Monsieur le Président, il vous importe de corriger cette injustice. Lors de la Conférence des Territoires au Sénat vous avez mis l’accent sur « la politique de différenciation territoriale ». Oui c’est ce qu’il faut aux « Outre-mer », mais elle ne doit pas se traduire dans les faits, comme c’est le cas jusqu’à maintenant, par une combinaison du droit commun quand cela arrange les collectivités hexagonales et des mesures spécifiques quand cela ne les arrange pas. Pour parvenir à une réelle prise en considération de l’intérêt des outre-mer, il est ncéssaire que soit renforcée la représentation au sein des instances nationales de gestion des finances locales et que soit créé un observatoire sur les finances locales des outre-mer.

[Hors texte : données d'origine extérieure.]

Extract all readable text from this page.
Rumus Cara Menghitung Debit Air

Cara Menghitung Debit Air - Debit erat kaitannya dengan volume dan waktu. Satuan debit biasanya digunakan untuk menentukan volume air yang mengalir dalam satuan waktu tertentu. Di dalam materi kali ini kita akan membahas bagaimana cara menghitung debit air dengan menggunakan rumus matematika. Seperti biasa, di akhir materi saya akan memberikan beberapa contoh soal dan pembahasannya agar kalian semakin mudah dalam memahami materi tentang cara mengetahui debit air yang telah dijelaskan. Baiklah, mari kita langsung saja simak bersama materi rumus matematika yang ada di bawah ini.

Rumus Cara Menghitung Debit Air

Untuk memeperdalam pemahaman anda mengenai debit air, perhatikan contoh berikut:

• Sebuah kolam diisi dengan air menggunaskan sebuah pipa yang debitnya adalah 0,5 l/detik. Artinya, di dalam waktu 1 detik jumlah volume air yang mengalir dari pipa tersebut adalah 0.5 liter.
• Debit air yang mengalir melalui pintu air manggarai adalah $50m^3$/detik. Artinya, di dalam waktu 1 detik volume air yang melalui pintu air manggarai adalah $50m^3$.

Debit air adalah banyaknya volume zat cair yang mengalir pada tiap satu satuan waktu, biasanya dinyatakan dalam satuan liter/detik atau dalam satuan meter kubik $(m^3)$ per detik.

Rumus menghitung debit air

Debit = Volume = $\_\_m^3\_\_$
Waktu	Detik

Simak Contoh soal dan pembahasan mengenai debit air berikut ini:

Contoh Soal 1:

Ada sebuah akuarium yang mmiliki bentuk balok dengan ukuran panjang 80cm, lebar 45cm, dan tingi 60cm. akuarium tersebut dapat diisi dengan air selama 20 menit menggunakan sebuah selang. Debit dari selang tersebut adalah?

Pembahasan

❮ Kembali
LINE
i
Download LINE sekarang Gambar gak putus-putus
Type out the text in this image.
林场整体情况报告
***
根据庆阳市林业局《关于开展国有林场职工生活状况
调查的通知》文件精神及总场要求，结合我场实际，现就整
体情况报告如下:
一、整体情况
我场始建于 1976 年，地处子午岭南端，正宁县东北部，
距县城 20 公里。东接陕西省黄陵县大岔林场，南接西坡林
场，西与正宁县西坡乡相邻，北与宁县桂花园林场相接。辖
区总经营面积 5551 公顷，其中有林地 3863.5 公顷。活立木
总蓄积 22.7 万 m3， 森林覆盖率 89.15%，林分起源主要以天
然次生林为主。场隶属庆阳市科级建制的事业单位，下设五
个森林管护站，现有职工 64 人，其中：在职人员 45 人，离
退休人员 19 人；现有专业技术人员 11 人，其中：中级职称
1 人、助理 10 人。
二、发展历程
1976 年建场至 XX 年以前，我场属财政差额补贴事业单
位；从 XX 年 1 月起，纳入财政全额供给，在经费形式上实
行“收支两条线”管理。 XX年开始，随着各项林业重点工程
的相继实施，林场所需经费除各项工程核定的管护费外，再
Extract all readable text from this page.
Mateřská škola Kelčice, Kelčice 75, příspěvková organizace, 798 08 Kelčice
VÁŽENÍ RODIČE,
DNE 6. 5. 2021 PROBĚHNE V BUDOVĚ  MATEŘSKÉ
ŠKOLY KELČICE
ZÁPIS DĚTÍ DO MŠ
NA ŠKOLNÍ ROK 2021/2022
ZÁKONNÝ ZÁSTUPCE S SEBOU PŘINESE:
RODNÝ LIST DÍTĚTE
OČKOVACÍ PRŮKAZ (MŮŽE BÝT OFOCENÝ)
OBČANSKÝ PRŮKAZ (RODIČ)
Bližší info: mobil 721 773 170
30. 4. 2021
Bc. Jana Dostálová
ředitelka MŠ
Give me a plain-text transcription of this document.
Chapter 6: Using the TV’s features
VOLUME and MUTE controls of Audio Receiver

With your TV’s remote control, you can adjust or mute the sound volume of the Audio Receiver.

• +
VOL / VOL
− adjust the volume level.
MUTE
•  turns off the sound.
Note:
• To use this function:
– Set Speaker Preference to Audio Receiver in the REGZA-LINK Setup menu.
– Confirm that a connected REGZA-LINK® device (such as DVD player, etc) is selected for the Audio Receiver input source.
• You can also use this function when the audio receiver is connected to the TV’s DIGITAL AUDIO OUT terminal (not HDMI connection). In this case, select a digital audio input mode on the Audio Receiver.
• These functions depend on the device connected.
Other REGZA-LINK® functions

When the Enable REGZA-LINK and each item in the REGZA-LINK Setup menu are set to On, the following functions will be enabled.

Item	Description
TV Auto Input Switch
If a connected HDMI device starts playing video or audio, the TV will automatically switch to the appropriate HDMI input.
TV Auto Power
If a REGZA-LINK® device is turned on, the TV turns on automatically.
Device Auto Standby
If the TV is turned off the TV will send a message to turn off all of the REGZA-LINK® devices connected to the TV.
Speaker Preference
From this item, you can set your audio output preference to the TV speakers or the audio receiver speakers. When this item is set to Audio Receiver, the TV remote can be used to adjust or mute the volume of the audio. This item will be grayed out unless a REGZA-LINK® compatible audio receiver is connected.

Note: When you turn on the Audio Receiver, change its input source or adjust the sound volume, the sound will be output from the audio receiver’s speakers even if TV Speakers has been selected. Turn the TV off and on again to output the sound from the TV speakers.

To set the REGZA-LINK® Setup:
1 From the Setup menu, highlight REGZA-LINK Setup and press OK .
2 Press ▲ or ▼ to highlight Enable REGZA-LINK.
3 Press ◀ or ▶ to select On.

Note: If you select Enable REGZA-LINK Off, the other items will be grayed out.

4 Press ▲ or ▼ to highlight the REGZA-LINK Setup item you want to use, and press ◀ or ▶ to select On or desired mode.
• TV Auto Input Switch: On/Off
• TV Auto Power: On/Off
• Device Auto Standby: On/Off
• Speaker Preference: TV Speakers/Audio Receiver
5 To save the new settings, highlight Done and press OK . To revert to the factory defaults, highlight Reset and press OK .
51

Dans l’immédiat, il convient de surseoir à l’application dans les outre-mer des mesures annoncées dans l’attente d’une étude sur leur réel impact dans ces outre-mer. Dans le contexte de précarité dans lequel évoluent les élus locaux des outre-mer, ces derniers craignent que cette situation ne s’aggrave encore et qu’ils ne soient en mesure de faire face. Non pas qu’ils souhaiteraient par principe être exemptés de toute participation à un effort de redressement des comptes publics. Ni qu’ils estimeraient illégitimes toute demande d’évaluation de leurs politiques publiques. Mais ils connaissent pour les affronter quotidiennement les difficultés financières de leurs collectivités, les freins considérables qu’elles constituent à leur action mais aussi les besoins non satisfaits de leur population. Et c’est pour cela qu’elles se posent ces questions fondamentales mais aussi politiques : Auront-elles désormais la capacité financière de remplir les missions qui leur sont dévolues ? Seront-elles capables de se saisir des grandes questions « existentielles » communes à toutes les sociétés d’outre-mer : La formation et l’emploi des jeunes, l’illettrisme, l’habitat insalubre, l’aménagement du territoire, le développement économique ? Et c’est aussi pour cela, que par mon intermédiaire, elles font appel à vous pour un réajustement des finances des collectivités des outre-mer comme préalable à la réussite de la différenciation territoriale.

Comptant sur l’intérêt que vous manifestez pour les Outre-mer et en vous remerciant de l’attention que vous voudrez bien porter à ce dossier vital pour ces territoires, je vous prie de croire, Monsieur le Président, à l’assurance de ma considération la plus distinguée.